Sou a favor do capitalismo. Não é assim tão surpreendente esta aparente contradição. Se pensarmos na qualidade de vida, não estou a falar de uma vida luxuosa, por exemplo, um apartamento no One Oasis custa mais de 10 milhões de patacas. Eu sou professora de finanças. Nós nunca queremos meter o dinheiro debaixo da almofada. Tendo em conta aquele preço, preciso dar uma entrada de 50 por cento, o que representa cinco milhões de patacas debaixo da almofada. Nem pensar. Como vou comprar essa casa? Isso leva a que muitas pessoas vivam amontoadas num apartamento. Este é um problema que devia ter mais acção do Governo e aí voltamos à conversa da intervenção de um Governo mais socialista. Mas Macau nunca foi assim. Não estou a dizer que não devemos ter uma abordagem mais socialista, mas não me parece que estejamos preparados, pelo menos a curto prazo.

Por exemplo, em alguns países europeus o Governo tem algum controlo em zonas chave da economia. Algo que não acontece aqui.

Agradeço a influência de Portugal porque ajudou Macau a ser o que é hoje em dia. Como alguém de Macau, dou graças a Deus por essa influência. Nós tivemos a oportunidade de respirar ares diferentes. Sem dúvida que a economia chinesa cresceu a um ritmo fenomenal, mas se recuarmos aos anos 80 era péssimo.
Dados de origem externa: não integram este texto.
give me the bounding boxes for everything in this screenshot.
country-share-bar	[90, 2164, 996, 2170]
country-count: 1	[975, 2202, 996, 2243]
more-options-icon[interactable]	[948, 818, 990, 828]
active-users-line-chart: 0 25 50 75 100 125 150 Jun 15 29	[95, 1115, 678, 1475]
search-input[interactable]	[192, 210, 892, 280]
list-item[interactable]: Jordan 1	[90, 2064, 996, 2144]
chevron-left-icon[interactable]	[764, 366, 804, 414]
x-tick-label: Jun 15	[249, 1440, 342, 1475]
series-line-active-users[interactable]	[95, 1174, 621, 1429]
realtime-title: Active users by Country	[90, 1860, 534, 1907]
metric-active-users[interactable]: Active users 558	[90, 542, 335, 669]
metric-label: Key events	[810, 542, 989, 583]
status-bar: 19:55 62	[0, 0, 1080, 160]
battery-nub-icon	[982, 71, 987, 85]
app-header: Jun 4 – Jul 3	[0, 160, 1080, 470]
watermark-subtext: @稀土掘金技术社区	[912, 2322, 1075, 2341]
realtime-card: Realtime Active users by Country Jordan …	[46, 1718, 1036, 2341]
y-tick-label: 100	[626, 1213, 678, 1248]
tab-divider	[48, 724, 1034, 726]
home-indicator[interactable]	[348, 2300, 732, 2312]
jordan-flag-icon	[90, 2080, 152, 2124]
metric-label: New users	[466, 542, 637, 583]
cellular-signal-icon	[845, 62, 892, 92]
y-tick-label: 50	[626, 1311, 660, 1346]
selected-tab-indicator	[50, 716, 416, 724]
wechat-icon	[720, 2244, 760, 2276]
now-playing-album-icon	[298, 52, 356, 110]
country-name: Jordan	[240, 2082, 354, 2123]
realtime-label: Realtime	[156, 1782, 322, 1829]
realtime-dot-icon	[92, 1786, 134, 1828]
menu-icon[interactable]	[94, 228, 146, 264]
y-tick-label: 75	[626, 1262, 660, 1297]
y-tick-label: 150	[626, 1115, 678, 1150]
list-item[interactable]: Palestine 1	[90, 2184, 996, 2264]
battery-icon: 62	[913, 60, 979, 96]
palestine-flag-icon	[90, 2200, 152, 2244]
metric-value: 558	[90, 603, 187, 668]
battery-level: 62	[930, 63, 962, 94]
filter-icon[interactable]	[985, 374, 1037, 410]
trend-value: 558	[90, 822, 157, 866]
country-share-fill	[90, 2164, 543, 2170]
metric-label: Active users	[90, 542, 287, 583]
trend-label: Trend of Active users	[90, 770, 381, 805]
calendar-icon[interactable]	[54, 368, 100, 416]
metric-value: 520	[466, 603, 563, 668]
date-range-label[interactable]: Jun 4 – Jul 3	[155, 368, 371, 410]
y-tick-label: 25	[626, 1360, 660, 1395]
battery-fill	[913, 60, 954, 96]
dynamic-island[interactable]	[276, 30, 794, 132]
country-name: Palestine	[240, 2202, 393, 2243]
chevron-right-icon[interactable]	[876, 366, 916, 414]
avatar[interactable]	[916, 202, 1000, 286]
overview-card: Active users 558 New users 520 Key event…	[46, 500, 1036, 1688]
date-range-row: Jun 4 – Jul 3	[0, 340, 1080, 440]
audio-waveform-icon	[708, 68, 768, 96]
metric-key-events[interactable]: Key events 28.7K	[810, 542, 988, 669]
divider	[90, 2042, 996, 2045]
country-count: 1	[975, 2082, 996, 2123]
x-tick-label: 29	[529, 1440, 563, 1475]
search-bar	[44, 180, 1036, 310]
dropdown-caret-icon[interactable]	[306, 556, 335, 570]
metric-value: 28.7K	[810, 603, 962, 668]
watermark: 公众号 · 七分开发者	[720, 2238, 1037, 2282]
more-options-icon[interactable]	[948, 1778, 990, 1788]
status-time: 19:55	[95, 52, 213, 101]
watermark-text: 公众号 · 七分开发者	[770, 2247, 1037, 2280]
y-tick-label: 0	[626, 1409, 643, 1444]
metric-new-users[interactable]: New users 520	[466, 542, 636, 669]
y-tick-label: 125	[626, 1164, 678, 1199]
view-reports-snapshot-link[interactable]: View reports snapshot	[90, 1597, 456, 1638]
Nessa altura era um alívio ser de Macau. Acho que agora Macau está óptimo porque o Governo Central não nos quer controlar de uma forma muito apertada, querem que tenhamos a nossa liberdade. É algo que me agrada porque estamos tão habituados aos tempos passados. Viemos de um modo de vida tão livre que é difícil ir na direcção oposta.

Os nossos professores estrangeiros ficam sempre tão surpreendidos com os impostos que se pagam aqui. As pessoas de Macau estão habituadas a ter tanto que por vezes não conseguem ver aquilo que os Governos têm feito. O Governo precisa de melhorar em muitos aspectos, por exemplo na cidade inteligente. Não me digam que estão a trabalhar numa cidade inteligente quando só querem instalar uma data center para o Governo e não para a cidade inteira. O Governo mostra tanta atenção àquilo que a população prefere, têm tantas consultas públicas, ouvem tantas opiniões, mesmo em assuntos em que precisa agir rapidamente.